Ne gariptir ki hala bunu görmeyenler, anlamayanlar var! Ya
da görmezlikten, anlamazlıktan gelenler… Elbet, öyle
davranırlar. “Bizim devletimiz işte böylesine komplocu;
Hizbullahı o kurdu, eğitti, bunca cinayeti
o işletti!” diyemezler ki... Kol kırılır
yen içinde.. Kutsal Türk devleti böyle yapmışsa
bir bildiği vardır.. Bütün bunlar vatanın ve
milletin birliğini korumak, laik cumhuriyeti savunmak
içindir, değil mi efendim?!.
Sevgili vatandaş, bu gözaçıklar
tarafından budala yerine konan yurttaş, işte
durum bu!.. Senin, “terör örgütleri” diye, “azılı
teröristler” diye sahnede gördüklerinin çoğu karagöz
ve hacivattır. Bunlar, ipi başkalarının
elinde olan kuklalardan başkası değil. Senaryoyu
yazanlar, planları yapanlar
ve eylemleri yönetenler perde arkasında, senin devletinin
ta göbeğinde.
Ve bütün bunlar seni kandırmak,
soymak, insan haklarından ve demokrasiden yoksun tutmak
için yapılıyor. Oyun senin üstüne kurulu, farkında
mısın?..
Şimdi böylesine kullanılıp,
sonunda bir paçavra gibi ezilip kenara atılmış,
darmaduman olmuş bu Hizbullah örgütü mü böylesine yağdan
kıl çeker gibi, profesyonelce ve süper bir eylem yapacak?.
Geç beyim geç!..
Basında da birçok köşe
yazarı ve yorumcu aynı kanıda. Bu nedenle,
“Hizbullah bu işte yalnız değildir, olsa olsa
taşaron olarak kullanılmıştır” diyorlar.
Bizce Hizbullah, taşaron olarak bile böyle bir eylemi
gerçekleştiremez. Bu, şimdiye kadar kimsenin yakalanmamasından
bellidir. Nasıl yakalansın ki? Bu tür cinayetlerin
katillerini
yakalamak devleti yakalamakla eştir!
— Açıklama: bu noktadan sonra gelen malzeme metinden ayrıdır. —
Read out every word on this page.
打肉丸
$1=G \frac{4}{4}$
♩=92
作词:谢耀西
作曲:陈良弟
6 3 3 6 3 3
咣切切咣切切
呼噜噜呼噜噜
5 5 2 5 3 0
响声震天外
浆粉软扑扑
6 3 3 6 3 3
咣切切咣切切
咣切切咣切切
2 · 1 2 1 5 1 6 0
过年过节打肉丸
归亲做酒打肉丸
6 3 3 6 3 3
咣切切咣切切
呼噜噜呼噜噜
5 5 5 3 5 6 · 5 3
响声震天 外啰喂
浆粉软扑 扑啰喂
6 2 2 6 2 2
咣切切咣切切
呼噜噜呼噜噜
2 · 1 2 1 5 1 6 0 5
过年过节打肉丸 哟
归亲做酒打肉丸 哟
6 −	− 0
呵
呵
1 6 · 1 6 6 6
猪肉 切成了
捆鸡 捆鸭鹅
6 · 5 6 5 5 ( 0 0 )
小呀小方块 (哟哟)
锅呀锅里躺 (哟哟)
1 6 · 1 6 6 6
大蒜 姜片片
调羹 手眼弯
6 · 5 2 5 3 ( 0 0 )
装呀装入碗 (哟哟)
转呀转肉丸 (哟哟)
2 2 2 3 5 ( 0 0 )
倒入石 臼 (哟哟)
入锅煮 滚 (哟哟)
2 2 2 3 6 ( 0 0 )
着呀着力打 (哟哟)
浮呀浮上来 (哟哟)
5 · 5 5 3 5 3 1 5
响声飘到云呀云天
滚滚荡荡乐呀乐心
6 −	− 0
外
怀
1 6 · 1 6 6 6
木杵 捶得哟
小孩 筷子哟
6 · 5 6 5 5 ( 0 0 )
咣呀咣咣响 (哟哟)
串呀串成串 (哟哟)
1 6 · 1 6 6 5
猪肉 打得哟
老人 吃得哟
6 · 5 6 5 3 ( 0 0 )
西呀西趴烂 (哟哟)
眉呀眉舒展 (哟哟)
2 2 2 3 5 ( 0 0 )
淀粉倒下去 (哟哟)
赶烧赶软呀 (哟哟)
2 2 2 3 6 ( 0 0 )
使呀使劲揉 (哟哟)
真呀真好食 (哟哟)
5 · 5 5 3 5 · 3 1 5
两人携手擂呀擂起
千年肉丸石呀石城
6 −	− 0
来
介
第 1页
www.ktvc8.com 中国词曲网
Cinayetlerin aydınlanması
devlet içinde yuvalanmış çeteleri, bu çetelerin
üst plandaki suç ortaklarını -bu çarkı kuran,
yönlendiren politikacıları, bürokratları, emniyet
genel müdürlerini, generalleri, içişleri bakanlarını,
Çiller gibi başbakanları, hatta Demirel türü cumhurbaşkanlarını-
ele verir. Mehmet Ağar’ın deyişiyle, bir tuğla
çekilse duvar yıkılır, tüm devlet altında
kalır!..
Bize göre bu eylemi de, aynen
Abdi İpekçi, Uğur Mumcu suikastlerinde ve benzer
pekçok olayda olduğu gibi, devlet içindeki bazı
odaklar yaptı. Kontrgerilla gibi, Jitem gibi… Bu, barış
ortamından, demokratikleşmeden, saydamlıktan
ürken güçlerin işidir.
Türkiye’nin Avrupa Birliği
aday adaylığı, Katılım Ortaklığı
Belgesi’yle Türkiye’nin önüne konan reformlar bu çevreleri
ürküttü. Ülkenin yönetimini fiilen ellerine almış
olan, MGK kanalıyla tüm temel politikaları belirleyen
generaller imtiyazlarını yitirmek istemiyorlar.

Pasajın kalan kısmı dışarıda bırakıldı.